Saturday, June 27, 2009

The Sensitive Guy

From the beginning of time men have been perceived as "the rock", "the provider", "the foundation that holds every house hold together". They are strong minded, and their greatest fear is to ever be perceived as "weak". Women love a strong man, truth be told we like to be rough handled every now and then but the question is can we still love a man who carries emotional baggage? Can we really handle a sensitive man?
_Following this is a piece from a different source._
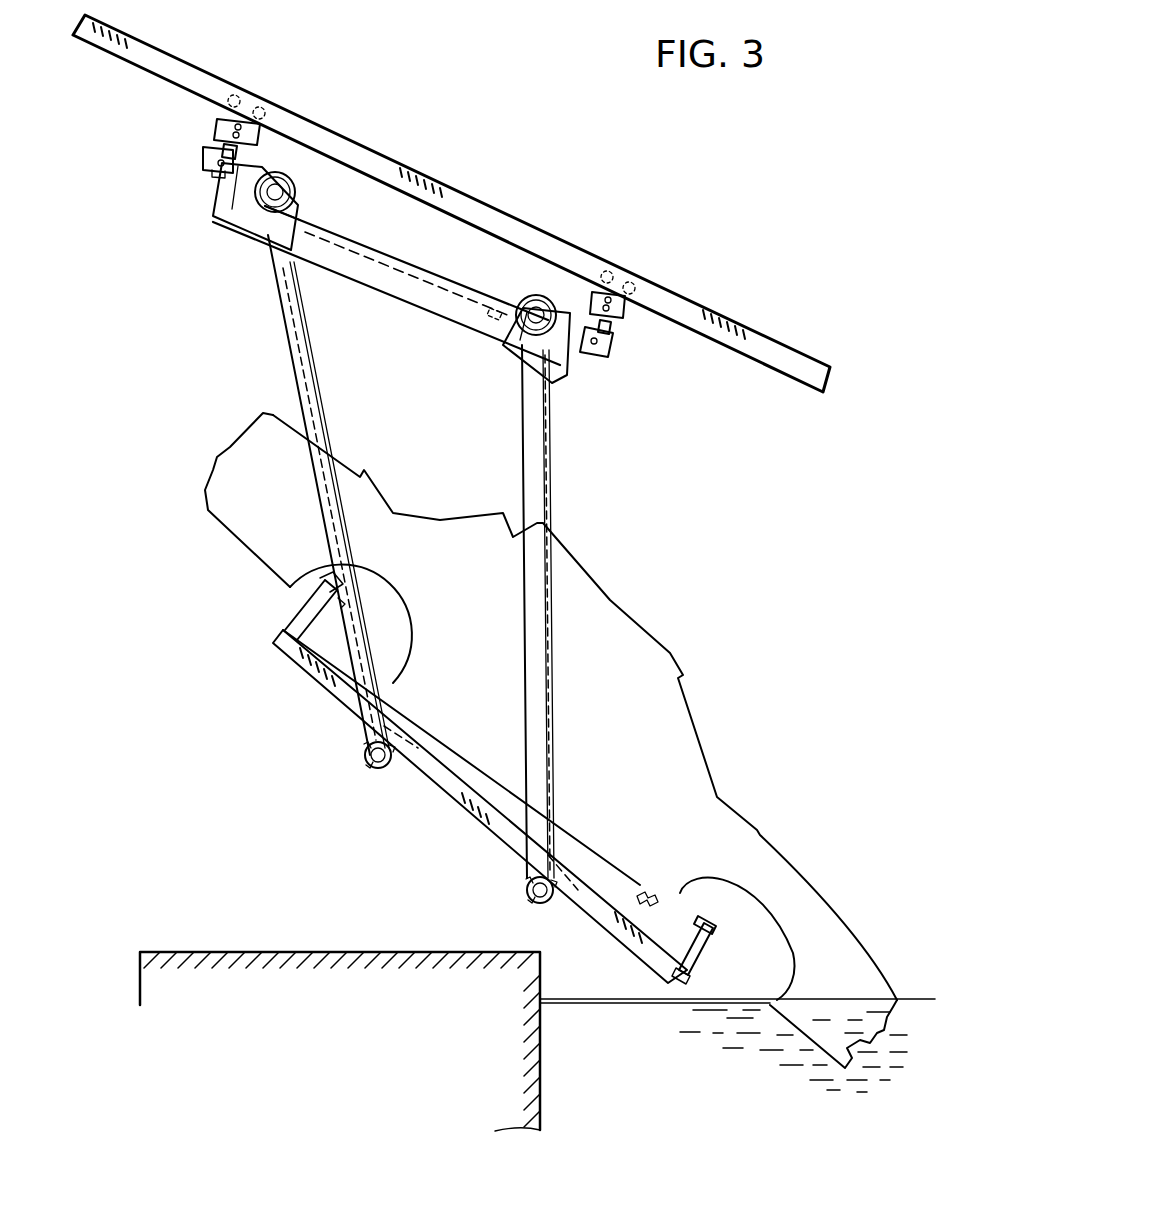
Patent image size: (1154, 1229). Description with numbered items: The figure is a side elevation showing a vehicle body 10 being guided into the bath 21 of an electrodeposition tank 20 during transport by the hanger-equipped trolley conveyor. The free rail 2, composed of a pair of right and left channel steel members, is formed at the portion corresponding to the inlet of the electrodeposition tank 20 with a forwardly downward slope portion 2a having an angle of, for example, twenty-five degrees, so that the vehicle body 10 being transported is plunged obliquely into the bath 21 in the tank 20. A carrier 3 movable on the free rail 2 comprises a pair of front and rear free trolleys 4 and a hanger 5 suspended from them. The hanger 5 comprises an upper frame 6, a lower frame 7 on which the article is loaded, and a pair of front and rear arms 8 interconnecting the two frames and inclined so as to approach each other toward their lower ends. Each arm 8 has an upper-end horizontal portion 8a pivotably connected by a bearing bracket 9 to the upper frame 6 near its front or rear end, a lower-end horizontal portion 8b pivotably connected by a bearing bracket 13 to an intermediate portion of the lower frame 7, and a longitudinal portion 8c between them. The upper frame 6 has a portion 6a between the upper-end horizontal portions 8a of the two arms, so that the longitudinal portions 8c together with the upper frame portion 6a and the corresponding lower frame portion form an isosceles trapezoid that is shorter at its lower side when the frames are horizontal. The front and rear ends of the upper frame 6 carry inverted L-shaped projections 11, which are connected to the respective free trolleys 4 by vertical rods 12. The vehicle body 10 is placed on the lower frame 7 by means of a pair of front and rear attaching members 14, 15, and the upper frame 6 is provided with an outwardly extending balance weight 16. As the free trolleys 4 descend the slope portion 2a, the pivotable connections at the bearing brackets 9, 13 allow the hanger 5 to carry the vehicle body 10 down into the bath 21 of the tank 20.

I'm sure by now you know every person you come across has their own sets of problems. Whether they be emotional, social, financial, physical, whatever, we all have problems. Some men deal with it pretty well. These are the men that you wouldn't even know that deep underneath that beautiful molding of a body is pain & agony. Pain & agony that they have been hiding for many years. Then there are some that wear their pain as a badge of honor. Let it be known to everyone who they come across that they too have problems and is still unable to cope with them.
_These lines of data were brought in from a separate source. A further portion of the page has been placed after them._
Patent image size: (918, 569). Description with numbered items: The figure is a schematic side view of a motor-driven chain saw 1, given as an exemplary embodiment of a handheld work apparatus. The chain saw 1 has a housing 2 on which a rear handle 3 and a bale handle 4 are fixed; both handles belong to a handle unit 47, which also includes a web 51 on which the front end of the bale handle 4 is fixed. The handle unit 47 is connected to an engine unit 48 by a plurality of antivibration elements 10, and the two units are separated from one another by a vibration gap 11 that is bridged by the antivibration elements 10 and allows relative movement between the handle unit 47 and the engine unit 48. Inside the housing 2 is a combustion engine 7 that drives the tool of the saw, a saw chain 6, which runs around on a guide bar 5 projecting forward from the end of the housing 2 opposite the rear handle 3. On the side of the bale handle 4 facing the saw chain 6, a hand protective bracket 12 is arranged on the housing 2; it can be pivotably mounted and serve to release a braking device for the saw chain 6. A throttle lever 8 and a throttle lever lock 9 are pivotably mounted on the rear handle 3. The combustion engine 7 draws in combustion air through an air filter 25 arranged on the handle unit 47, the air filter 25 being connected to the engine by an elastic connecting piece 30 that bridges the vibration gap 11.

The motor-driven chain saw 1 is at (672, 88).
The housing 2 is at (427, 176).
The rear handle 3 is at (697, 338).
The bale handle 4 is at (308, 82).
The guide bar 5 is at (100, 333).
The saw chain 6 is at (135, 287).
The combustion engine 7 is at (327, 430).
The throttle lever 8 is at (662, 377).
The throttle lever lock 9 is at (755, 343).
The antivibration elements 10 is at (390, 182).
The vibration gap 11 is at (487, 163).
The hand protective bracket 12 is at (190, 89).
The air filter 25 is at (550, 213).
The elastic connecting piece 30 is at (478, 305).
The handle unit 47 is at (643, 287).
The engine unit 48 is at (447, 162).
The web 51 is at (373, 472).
Being a female, we are natural nurturers. We listen to them and try to solve whatever problems they go through. But truth be told after a while this becomes overbearing. His negative outlook an life is a burden, constantly pulling a gray cloud over your bright and sunny day. Sure we want a guy that can express his feels, and not just be an emotionless boulder. But where do we cross the line between a sensitive guy and a guy that just needs to grow a set of balls and just accept life for what it is?

Saturday, April 25, 2009

How to move on from Mr. & Ms. "I thought" was right

It feels good to be in a relationship where you feel that trust isn't an issue. Love is in abundance and you can see yourself with this person for the rest of your life. He/She is always there, so much in common, the list goes on and on. But what happens when Mr. & Ms. Right shows they're true colors, and they're no longer the great person they seemed to be? How do you move on? How do you live life after being with them so long? Well her are a few steps in taking the next big move on in your life.

1. Who's fault is it really?
Sometimes we beat ourselves up a little too much when its not even our fault. Try to figure out what went wrong. Was it really all his fault, was it really all your fault. Take blame for things you know you are responsible and try to come to terms with them. It will help you in your future relationships so the same mistake won't ever happen again.
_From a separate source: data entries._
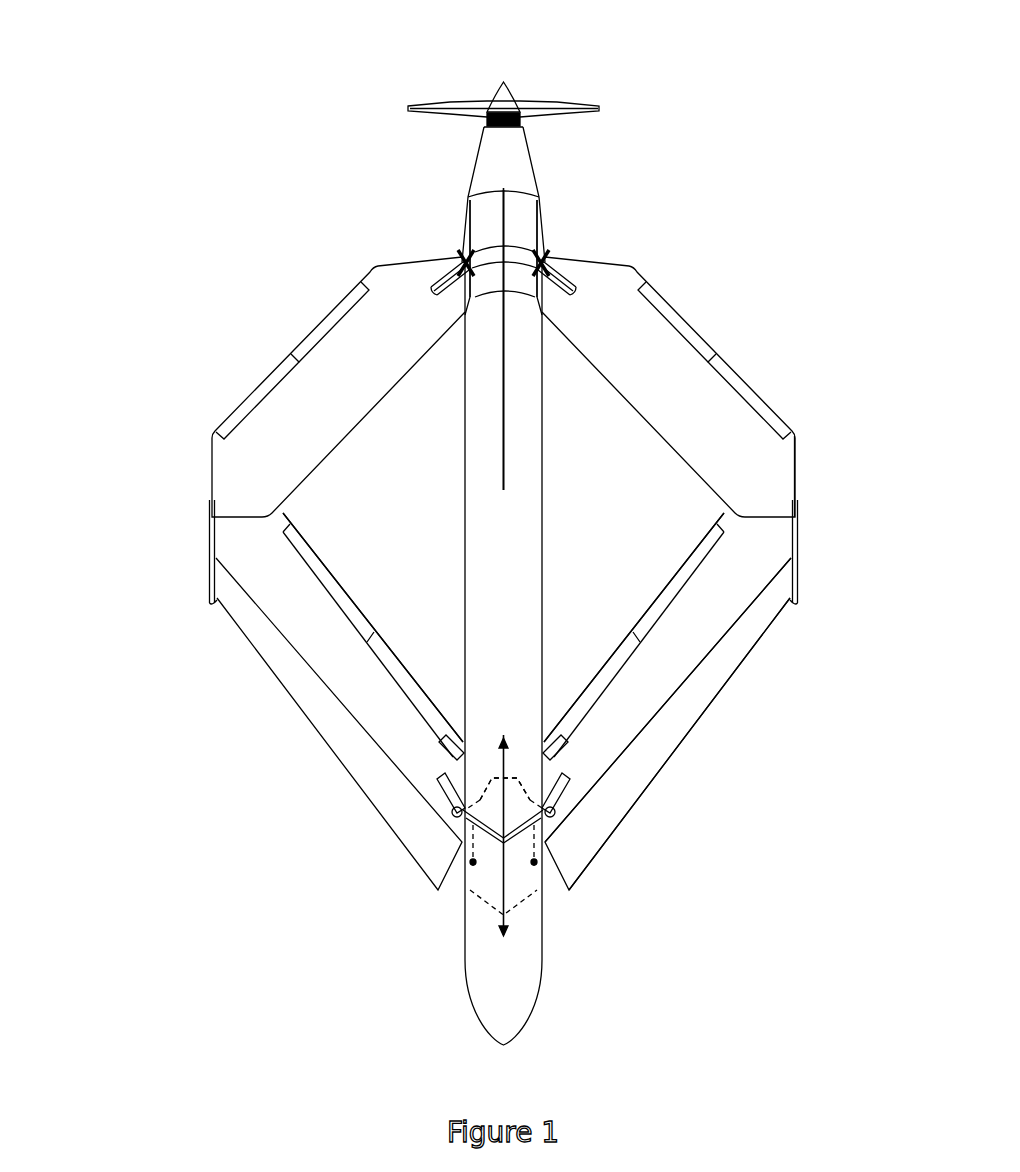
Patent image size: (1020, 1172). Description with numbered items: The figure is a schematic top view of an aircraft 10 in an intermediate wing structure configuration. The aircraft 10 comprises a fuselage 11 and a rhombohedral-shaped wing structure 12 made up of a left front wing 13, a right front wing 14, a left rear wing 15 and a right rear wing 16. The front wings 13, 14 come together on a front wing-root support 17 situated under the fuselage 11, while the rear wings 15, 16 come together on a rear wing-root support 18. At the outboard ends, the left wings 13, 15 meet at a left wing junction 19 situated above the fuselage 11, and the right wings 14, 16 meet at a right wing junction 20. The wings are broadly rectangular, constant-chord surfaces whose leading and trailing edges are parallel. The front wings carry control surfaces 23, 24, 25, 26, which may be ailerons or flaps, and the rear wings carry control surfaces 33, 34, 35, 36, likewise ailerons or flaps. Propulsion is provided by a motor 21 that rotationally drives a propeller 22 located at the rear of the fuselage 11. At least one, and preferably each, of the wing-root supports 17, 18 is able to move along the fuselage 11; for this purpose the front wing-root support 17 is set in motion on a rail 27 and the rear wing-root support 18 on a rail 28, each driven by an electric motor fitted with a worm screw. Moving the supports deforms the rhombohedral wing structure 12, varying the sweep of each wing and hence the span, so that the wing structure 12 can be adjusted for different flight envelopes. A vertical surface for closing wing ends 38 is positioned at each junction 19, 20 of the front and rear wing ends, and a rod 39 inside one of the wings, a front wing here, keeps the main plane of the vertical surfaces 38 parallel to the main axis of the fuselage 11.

The aircraft 10 is at (262, 96).
The fuselage 11 is at (527, 980).
The wing structure 12 is at (149, 405).
The left front wing 13 is at (623, 808).
The right front wing 14 is at (360, 777).
The left rear wing 15 is at (688, 383).
The right rear wing 16 is at (300, 432).
The front wing-root support 17 is at (490, 893).
The rear wing-root support 18 is at (480, 215).
The left wing junction 19 is at (785, 513).
The right wing junction 20 is at (226, 511).
The motor 21 is at (527, 177).
The propeller 22 is at (560, 113).
The control surface 23 is at (680, 585).
The control surface 24 is at (602, 682).
The control surface 25 is at (385, 665).
The control surface 26 is at (333, 585).
The rail 27 is at (507, 870).
The rail 28 is at (504, 452).
The control surface 33 is at (767, 410).
The control surface 34 is at (670, 308).
The control surface 35 is at (362, 292).
The control surface 36 is at (245, 410).
The vertical surface for closing wing ends 38 is at (797, 575).
The rod 39 is at (692, 670).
2. Recall the warning signs
What made you realize that Mr./Ms. Right was right after all? This will help you figure out things that you ignored. When you are out of a relationship, you instantly become aware of all the flaws one had. Now that love has released its blindfold you can see all the things that had big red flags marking it saying things like "Come on man, she parties and drinks way too much!" "Girl you know damn well he's not staying late after work." or "Damn he/she has way too many 'guy' or 'girl' friends to hang with".

3. Forgive yourself
It's not all your fault so don't go head and punish yourself by saying "I'm never going to talk to another guy for the rest of my life." or "I'm going to be celibate for the rest of my life." or "I'm never going to love again." I mean seriously, who the hell is that going to help? Mr. or Ms "I can take away all your pain away" is sitting right in front of you and your going to let that one person mess it all up for you? Get real!

4. Moving on to another steps I, II & III.

I. No one will replace them. So quit trying... the memories will always be there, so quit trying to find someone to replace and find someone to erase them. Stop trying to look for someone with similar features, face it, no matter what it won't be the same. So if she doesn't smile like she does, if he doesn't cook as good as he does, or rubs your feet the way he does. Stop punishing other people for it! Your just messing up your chances. Mr. or Ms. "I thought" was right may have given you the best foot massage you ever received but Mr. or Ms. "I can take your pain away" got lips of a God! lol

II. So they made some mistakes. That does not mean everyone else will. So give him a shot, learn to trust again. Don't close your heart... You deserve love so go out there and get it!

III. Regain confidence lost. Because without confidence, then what are we? What you thought was love was mere familiarity. You been with them for years so you think "Damn, how am I going to move on and I've spent so much of my life with them. No, your strong, you will be okay, and so will they. So throw on them heels girl, and put on that suit child! Take the world head on, you'll be just fine. Life is too short to be sitting there moping about what should have been done, and could have been done. =]

Saturday, March 28, 2009

Lately

Lately, as hard as it is to find a job..is as hard as it is to find someone. Never knew it was so much work. I do realize that right now I'm so focused. My future is so so close right now I can feel it. Trying to keep my grades up, college next year. OMG! Never had I been so eager to accept responsibility. I'm trying to get my life in order. So senior year, it's go be all about me (I wish). Only thing that's pissing me off is the fact that I can't find a dude! I have my fair share of options, complain to myself that I don't need one. Hah BULL SHIT. As I get them I lose them, then replace them, then do it all over again. This is me, just me taking on my small part of the world. So I be honest, maintain a "take me as I am" mentality. Just seems like boys now-a-days can't respect that, can't handle the full blooded truth. So what do I do?